Build a ML Model
Exercise 1: Build a Machine Learning Model
Duration: 60 minutes
Synopsis: In this exercise, attendees will implement a classification experiment. They will load the training data from their local machine into a dataset. Then, they will explore the data to identify the primary components they should use for prediction, and use two different algorithms for predicting the classification. They will evaluate the performance of both and algorithms choose the algorithm that performs best. The model selected will be exposed as a web service that is integrated with the sample web app.
Task 1: Navigate to Machine Learning Studio
-
In a browser, go to the Azure portal (https://portal.azure.com), and navigate to your Machine Learning Studio workspace under the Resource Group you created when completing the prerequisites for this hands-on lab.
-
On the Machine Learning Studio workspace blade, select Launch Machine Learning Studio.
-
Sign in, if prompted.
-
If you have multiple Azure ML workspaces, choose the one you created for this hands-on lab from the drop-down menu near the top right of Azure Machine Learning Studio.

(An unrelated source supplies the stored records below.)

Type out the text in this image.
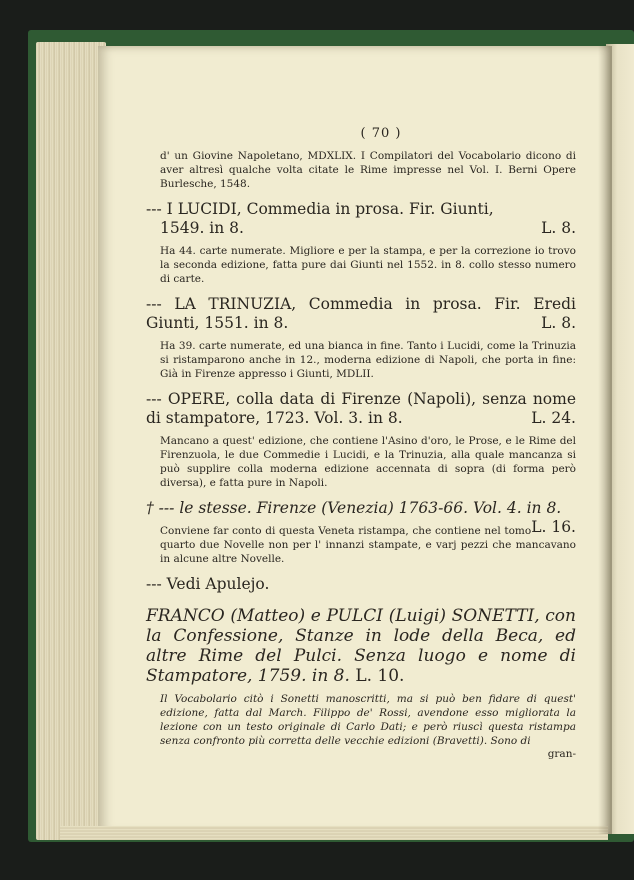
( 70 )

d' un Giovine Napoletano, MDXLIX. I Compilatori del Vocabolario dicono di aver altresì qualche volta citate le Rime impresse nel Vol. I. Berni Opere Burlesche, 1548.

--- I LUCIDI, Commedia in prosa. Fir. Giunti,
1549. in 8.	L. 8.

Ha 44. carte numerate. Migliore e per la stampa, e per la correzione io trovo la seconda edizione, fatta pure dai Giunti nel 1552. in 8. collo stesso numero di carte.

--- LA TRINUZIA, Commedia in prosa. Fir. Eredi Giunti, 1551. in 8.	L. 8.

Ha 39. carte numerate, ed una bianca in fine. Tanto i Lucidi, come la Trinuzia si ristamparono anche in 12., moderna edizione di Napoli, che porta in fine: Già in Firenze appresso i Giunti, MDLII.

--- OPERE, colla data di Firenze (Napoli), senza nome di stampatore, 1723. Vol. 3. in 8.	L. 24.

Mancano a quest' edizione, che contiene l'Asino d'oro, le Prose, e le Rime del Firenzuola, le due Commedie i Lucidi, e la Trinuzia, alla quale mancanza si può supplire colla moderna edizione accennata di sopra (di forma però diversa), e fatta pure in Napoli.

† --- le stesse. Firenze (Venezia) 1763-66. Vol. 4. in 8.
L. 16.

Conviene far conto di questa Veneta ristampa, che contiene nel tomo quarto due Novelle non per l' innanzi stampate, e varj pezzi che mancavano in alcune altre Novelle.

--- Vedi Apulejo.

FRANCO (Matteo) e PULCI (Luigi) SONETTI, con la Confessione, Stanze in lode della Beca, ed altre Rime del Pulci. Senza luogo e nome di Stampatore, 1759. in 8. L. 10.

Il Vocabolario citò i Sonetti manoscritti, ma si può ben fidare di quest' edizione, fatta dal March. Filippo de' Rossi, avendone esso migliorata la lezione con un testo originale di Carlo Dati; e però riuscì questa ristampa senza confronto più corretta delle vecchie edizioni (Bravetti). Sono di

gran-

Task 2: Upload the Sample Datasets
-
Before you begin creating a machine learning experiment, there are three datasets you need to load.
-
Download the three CSV sample datasets from here: http://bit.ly/2wGAqrl (If you get an error, or the page won’t open, try pasting the URL into a new browser window and verify the case sensitive URL is exactly as shown).
-
Extract the ZIP and verify you have the following files:
- FlightDelaysWithAirportCodes.csv
- FlightWeatherWithAirportCodes.csv
- AirportCodeLocationLookupClean.csv
- In the Machine Learning Studio browser window, select + NEW at the bottom left.
- Select Dataset under New, and then select From Local File.
-
In the dialog that appears, select Choose File, browse to the FlightDelaysWithAirportCodes.csv file you downloaded in the previous step, and select Open.
-
Change the name of the dataset to "FlightDelaysWithAirportCodes," and select the checkmark to upload the data into a new dataset.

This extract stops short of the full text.